Ingredients like these, as presented in this infographic by our lead designer Rafal Tomal. Print it, pin it, but whatever you do … use it.

No numbers or data, but this well-designed infographic clearly walks the reads through a sequence of tips for blog post writing.  Illustrations help relate to each point, and make them more memorable, but I don’t understand a few of them (Why does an alien UFO abduction represent a good subhead?  I would have like to see some statistics to back up why there are good blogging tips.

Yay!  The URL in the footer takes readers straight to the infographic landing page on the copyblogger site, which makes it easy for everyone to find the original infographic and the supporting article.


Found on Google+ and Reviews N Tips


Choosing a Social Media Platform

Choosing a Social Media Platform infographic

Released about a year ago, the Choosing The Most Effective Social Media Platforms infographic was published by Edge Media and designed by Infographics.SG.  Photos, video, articles or text?  Depending on the type of content you are generating, your choices for effective social platforms are different.

Facebook, Twitter, Pinterest, Google+, LinkedIn. Etc. So many social media platforms. And so little time. (And manpower. And ideas.) 

There are costs involved to maintaining a social presence. It is vital for brands / companies / organisations to market on the right platform(s) in order to optimize their resource allocation. 

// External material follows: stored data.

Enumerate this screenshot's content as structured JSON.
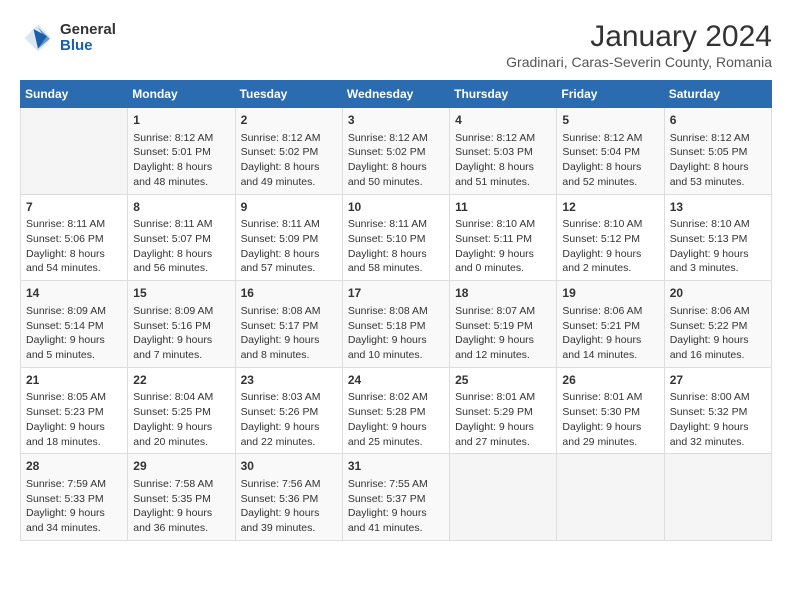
{
  "logo": {
    "general": "General",
    "blue": "Blue"
  },
  "title": "January 2024",
  "subtitle": "Gradinari, Caras-Severin County, Romania",
  "days_of_week": [
    "Sunday",
    "Monday",
    "Tuesday",
    "Wednesday",
    "Thursday",
    "Friday",
    "Saturday"
  ],
  "weeks": [
    [
      {
        "day": "",
        "content": ""
      },
      {
        "day": "1",
        "content": "Sunrise: 8:12 AM\nSunset: 5:01 PM\nDaylight: 8 hours\nand 48 minutes."
      },
      {
        "day": "2",
        "content": "Sunrise: 8:12 AM\nSunset: 5:02 PM\nDaylight: 8 hours\nand 49 minutes."
      },
      {
        "day": "3",
        "content": "Sunrise: 8:12 AM\nSunset: 5:02 PM\nDaylight: 8 hours\nand 50 minutes."
      },
      {
        "day": "4",
        "content": "Sunrise: 8:12 AM\nSunset: 5:03 PM\nDaylight: 8 hours\nand 51 minutes."
      },
      {
        "day": "5",
        "content": "Sunrise: 8:12 AM\nSunset: 5:04 PM\nDaylight: 8 hours\nand 52 minutes."
      },
      {
        "day": "6",
        "content": "Sunrise: 8:12 AM\nSunset: 5:05 PM\nDaylight: 8 hours\nand 53 minutes."
      }
    ],
    [
      {
        "day": "7",
        "content": "Sunrise: 8:11 AM\nSunset: 5:06 PM\nDaylight: 8 hours\nand 54 minutes."
      },
      {
        "day": "8",
        "content": "Sunrise: 8:11 AM\nSunset: 5:07 PM\nDaylight: 8 hours\nand 56 minutes."
      },
      {
        "day": "9",
        "content": "Sunrise: 8:11 AM\nSunset: 5:09 PM\nDaylight: 8 hours\nand 57 minutes."
      },
      {
        "day": "10",
        "content": "Sunrise: 8:11 AM\nSunset: 5:10 PM\nDaylight: 8 hours\nand 58 minutes."
      },
      {
        "day": "11",
        "content": "Sunrise: 8:10 AM\nSunset: 5:11 PM\nDaylight: 9 hours\nand 0 minutes."
      },
      {
        "day": "12",
        "content": "Sunrise: 8:10 AM\nSunset: 5:12 PM\nDaylight: 9 hours\nand 2 minutes."
      },
      {
        "day": "13",
        "content": "Sunrise: 8:10 AM\nSunset: 5:13 PM\nDaylight: 9 hours\nand 3 minutes."
      }
    ],
    [
      {
        "day": "14",
        "content": "Sunrise: 8:09 AM\nSunset: 5:14 PM\nDaylight: 9 hours\nand 5 minutes."
      },
      {
        "day": "15",
        "content": "Sunrise: 8:09 AM\nSunset: 5:16 PM\nDaylight: 9 hours\nand 7 minutes."
      },
      {
        "day": "16",
        "content": "Sunrise: 8:08 AM\nSunset: 5:17 PM\nDaylight: 9 hours\nand 8 minutes."
      },
      {
        "day": "17",
        "content": "Sunrise: 8:08 AM\nSunset: 5:18 PM\nDaylight: 9 hours\nand 10 minutes."
      },
      {
        "day": "18",
        "content": "Sunrise: 8:07 AM\nSunset: 5:19 PM\nDaylight: 9 hours\nand 12 minutes."
      },
      {
        "day": "19",
        "content": "Sunrise: 8:06 AM\nSunset: 5:21 PM\nDaylight: 9 hours\nand 14 minutes."
      },
      {
        "day": "20",
        "content": "Sunrise: 8:06 AM\nSunset: 5:22 PM\nDaylight: 9 hours\nand 16 minutes."
      }
    ],
    [
      {
        "day": "21",
        "content": "Sunrise: 8:05 AM\nSunset: 5:23 PM\nDaylight: 9 hours\nand 18 minutes."
      },
      {
        "day": "22",
        "content": "Sunrise: 8:04 AM\nSunset: 5:25 PM\nDaylight: 9 hours\nand 20 minutes."
      },
      {
        "day": "23",
        "content": "Sunrise: 8:03 AM\nSunset: 5:26 PM\nDaylight: 9 hours\nand 22 minutes."
      },
      {
        "day": "24",
        "content": "Sunrise: 8:02 AM\nSunset: 5:28 PM\nDaylight: 9 hours\nand 25 minutes."
      },
      {
        "day": "25",
        "content": "Sunrise: 8:01 AM\nSunset: 5:29 PM\nDaylight: 9 hours\nand 27 minutes."
      },
      {
        "day": "26",
        "content": "Sunrise: 8:01 AM\nSunset: 5:30 PM\nDaylight: 9 hours\nand 29 minutes."
      },
      {
        "day": "27",
        "content": "Sunrise: 8:00 AM\nSunset: 5:32 PM\nDaylight: 9 hours\nand 32 minutes."
      }
    ],
    [
      {
        "day": "28",
        "content": "Sunrise: 7:59 AM\nSunset: 5:33 PM\nDaylight: 9 hours\nand 34 minutes."
      },
      {
        "day": "29",
        "content": "Sunrise: 7:58 AM\nSunset: 5:35 PM\nDaylight: 9 hours\nand 36 minutes."
      },
      {
        "day": "30",
        "content": "Sunrise: 7:56 AM\nSunset: 5:36 PM\nDaylight: 9 hours\nand 39 minutes."
      },
      {
        "day": "31",
        "content": "Sunrise: 7:55 AM\nSunset: 5:37 PM\nDaylight: 9 hours\nand 41 minutes."
      },
      {
        "day": "",
        "content": ""
      },
      {
        "day": "",
        "content": ""
      },
      {
        "day": "",
        "content": ""
      }
    ]
  ]
}
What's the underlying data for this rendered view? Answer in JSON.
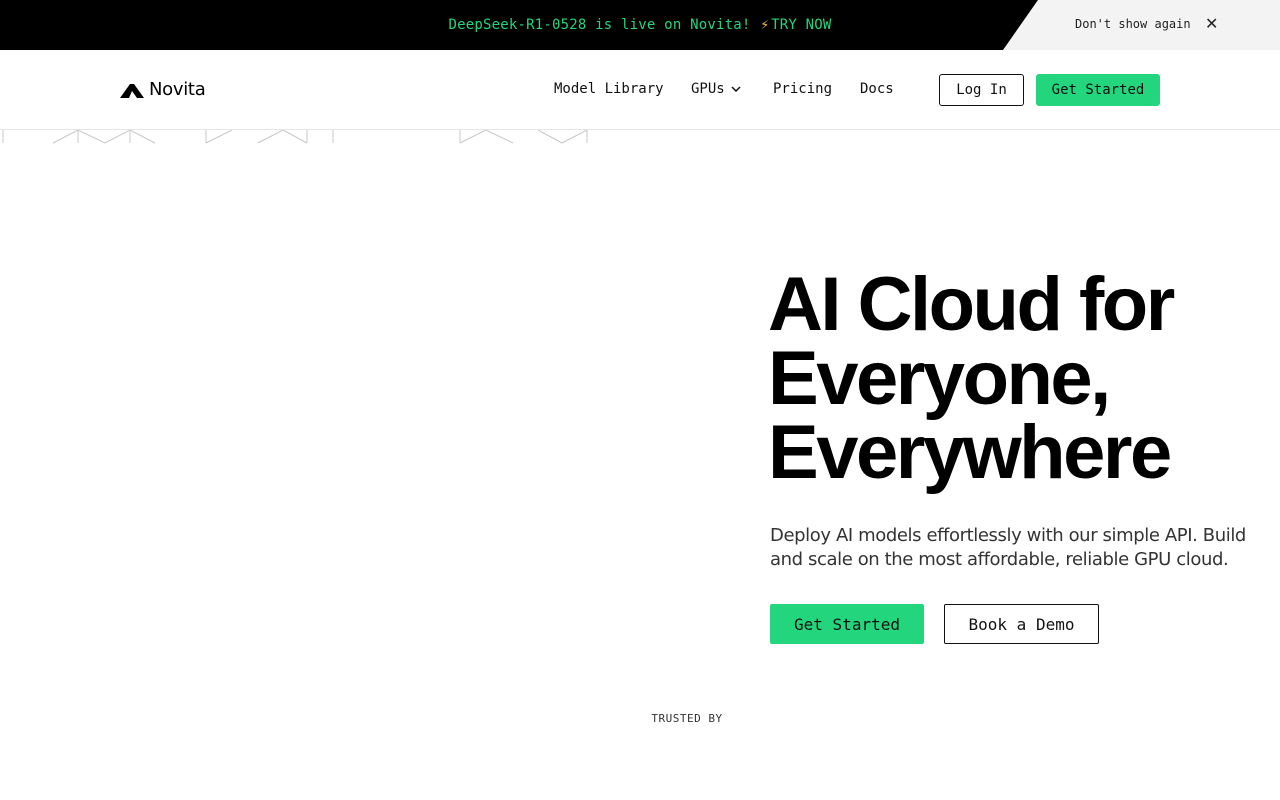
{
  "announcement": {
    "message": "DeepSeek-R1-0528 is live on Novita!",
    "bolt_icon": "⚡",
    "cta": "TRY NOW",
    "dismiss": "Don't show again",
    "close_icon": "✕",
    "accent_color": "#23d57c"
  },
  "header": {
    "logo_text": "Novita",
    "nav": {
      "model_library": "Model Library",
      "gpus": "GPUs",
      "pricing": "Pricing",
      "docs": "Docs"
    },
    "login": "Log In",
    "get_started": "Get Started"
  },
  "hero": {
    "title_line1": "AI Cloud for",
    "title_line2": "Everyone,",
    "title_line3": "Everywhere",
    "subtitle": "Deploy AI models effortlessly with our simple API. Build and scale on the most affordable, reliable GPU cloud.",
    "primary_cta": "Get Started",
    "secondary_cta": "Book a Demo"
  },
  "trusted_by": "TRUSTED BY",
  "colors": {
    "brand_green": "#23d57c",
    "announcement_bg": "#000000"
  }
}
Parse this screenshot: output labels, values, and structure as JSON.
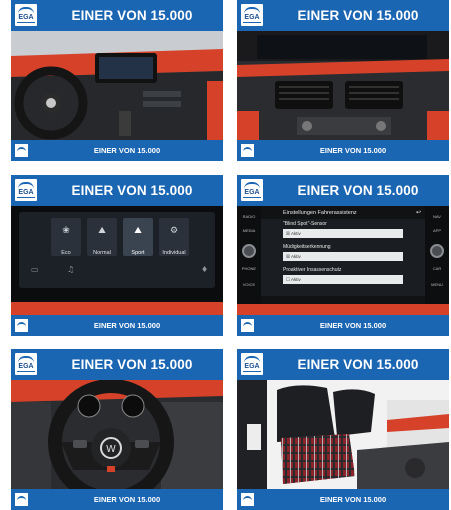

Use this infographic to help you choose the most efficient social media platform(s) according to factors like your goals, target audience and capabilities.

 The design includes a good mix of data visualization methods and the bold colors are eye catching to the audience.  However, some of the charts are difficult to understand.  The polar grid used for the “What Do You Aim To Achieve?” section does not clearly communicate the information to the readers.  I also the the colors should have been color-coded to be relevant to the specific social media brand colors. 

They also leveraged the infographic content into a SlideShare presetnation.  This allows them to utilize the content they already created on another social platform to reach a different audience.